July 15, 2008

Tewksbury School Board Files Federal Lawsuit

By Lisa Redmond, The Sun, Lowell, Mass.

Jul. 15--BOSTON -- The Tewksbury School Committee has filed a federal lawsuit against the state's Bureau of Special Education Appeals and the parents of a special-needs student after the state ruled the town must pay for private tutoring at a non-approved tutoring center for the student.

In the lawsuit filed last Thursday, attorney Amy Rogers, on behalf of the Tewksbury School Committee, explained that on Dec. 19, Tewksbury schools convened a team meeting for the annual individual education program review of a student, who is not identified in court papers.

At the meeting the student's mother, Linda Darveau, explained that she and her husband, James Darveau, had been privately paying for their child's tutoring services at the Kumon Center of Tewksbury and she wanted that to continue with the town footing the bill.

The team agreed the child would benefit from tutoring, but refused to agree on the Kumon Center being the provider, according to the lawsuit. The Kumon Center is not approved by the Massachusetts Department of Elementary and Secondary Education to provide special-education services.

The team proposed that the child's IEP include math tutorial services two days per week for 60 minutes, but the services would be provided by school district personnel.
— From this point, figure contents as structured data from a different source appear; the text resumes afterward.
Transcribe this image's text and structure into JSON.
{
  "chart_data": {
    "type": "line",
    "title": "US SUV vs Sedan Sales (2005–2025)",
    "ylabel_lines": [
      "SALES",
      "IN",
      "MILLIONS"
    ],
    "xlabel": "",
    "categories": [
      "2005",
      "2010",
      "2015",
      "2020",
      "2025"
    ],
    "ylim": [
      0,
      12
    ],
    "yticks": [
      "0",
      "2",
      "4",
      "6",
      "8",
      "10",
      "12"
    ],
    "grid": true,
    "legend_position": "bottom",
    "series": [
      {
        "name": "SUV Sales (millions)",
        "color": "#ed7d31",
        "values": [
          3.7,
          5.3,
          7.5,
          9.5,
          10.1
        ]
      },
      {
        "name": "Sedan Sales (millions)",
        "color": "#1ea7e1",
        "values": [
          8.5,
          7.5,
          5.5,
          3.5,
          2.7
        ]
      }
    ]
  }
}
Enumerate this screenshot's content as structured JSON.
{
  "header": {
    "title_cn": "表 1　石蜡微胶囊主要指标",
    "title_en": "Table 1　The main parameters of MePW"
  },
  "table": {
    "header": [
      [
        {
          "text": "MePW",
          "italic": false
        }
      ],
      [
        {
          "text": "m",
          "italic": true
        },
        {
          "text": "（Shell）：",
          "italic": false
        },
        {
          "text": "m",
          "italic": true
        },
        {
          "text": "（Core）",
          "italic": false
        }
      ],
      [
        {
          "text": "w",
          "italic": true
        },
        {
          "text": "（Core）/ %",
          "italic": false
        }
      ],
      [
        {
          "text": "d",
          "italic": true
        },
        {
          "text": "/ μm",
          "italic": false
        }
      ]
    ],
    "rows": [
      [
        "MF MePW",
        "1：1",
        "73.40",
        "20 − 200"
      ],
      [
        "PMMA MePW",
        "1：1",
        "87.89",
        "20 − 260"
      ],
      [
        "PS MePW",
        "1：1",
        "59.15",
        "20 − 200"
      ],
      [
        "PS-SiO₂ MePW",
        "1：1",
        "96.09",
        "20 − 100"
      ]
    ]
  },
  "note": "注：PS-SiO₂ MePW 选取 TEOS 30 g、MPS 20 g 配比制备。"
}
Notes of the meeting allegedly state the parent accepts the change to the IEP but rejects the placement of the tutoring.

Less than a month later, on Jan. 15, the parents filed a request for a

hearing with the Bureau of Special Education Appeals of the Massachusetts Department of Elementary and Secondary Education stating that the team made the decision to include tutoring at the Kumon Center, but the decision was overruled by the town adminstrator.

Rogers, on behalf of the town, denied the allegations and the town filed a response to dismiss the claim, saying that as a matter of law, the school district cannot be required to provide services from a program that is not approved by the DOE.

But on March 27, the Bureau of Special Education Appeals denied the town's objection, and the following month, ordered the town to reimburse the parents for what they had paid for private tutoring from December 2007 and amend the student's educational program to include services to be provide by the Kumon Center with the town paying the bill.

In addition, the decision requires Tewksbury to reimburse the parents for transportation costs from the students school to the Kumon Center.

Rogers did not return an inquiry to her office about the costs to the school district and the Darveaus could not be reached for comment.

A spokesman for the state Department of Education said the DOE does not comment on Bureau of Special Education Appeals' cases.

In its decision, the BSEA wrote that "both parties agree that the team discussed the child's need for math tutoring, agreed that tutoring he was doing at Kumon was benefiting him and determined the amount of math tutoring that the child needed by calculating the amount of tutoring the child was receiving at Kumon."

In addition, the documents state that the team did not discuss any aspects of the math tutoring, including who would deliver the tutoring, what the tutor would do or the qualifications of the tutor.

"The preponderance of the evidence shows that the team members agreed the child should receive math tutoring at Kumon, but were prevented from including their recommendations ... because they were not allowed to make team decisions for outside services without approval from the administration," the BSEA wrote.

"Tewksbury's actions significantly impeded the mother's opportunity to participate in the decision-making process ... therefore the parents are entitled to reimbursement," according to the decision.

The child's mother also showed that the math tutoring the child receives at Kumon is appropriately responsive to his special needs and that he has benefited educationally, the decision states.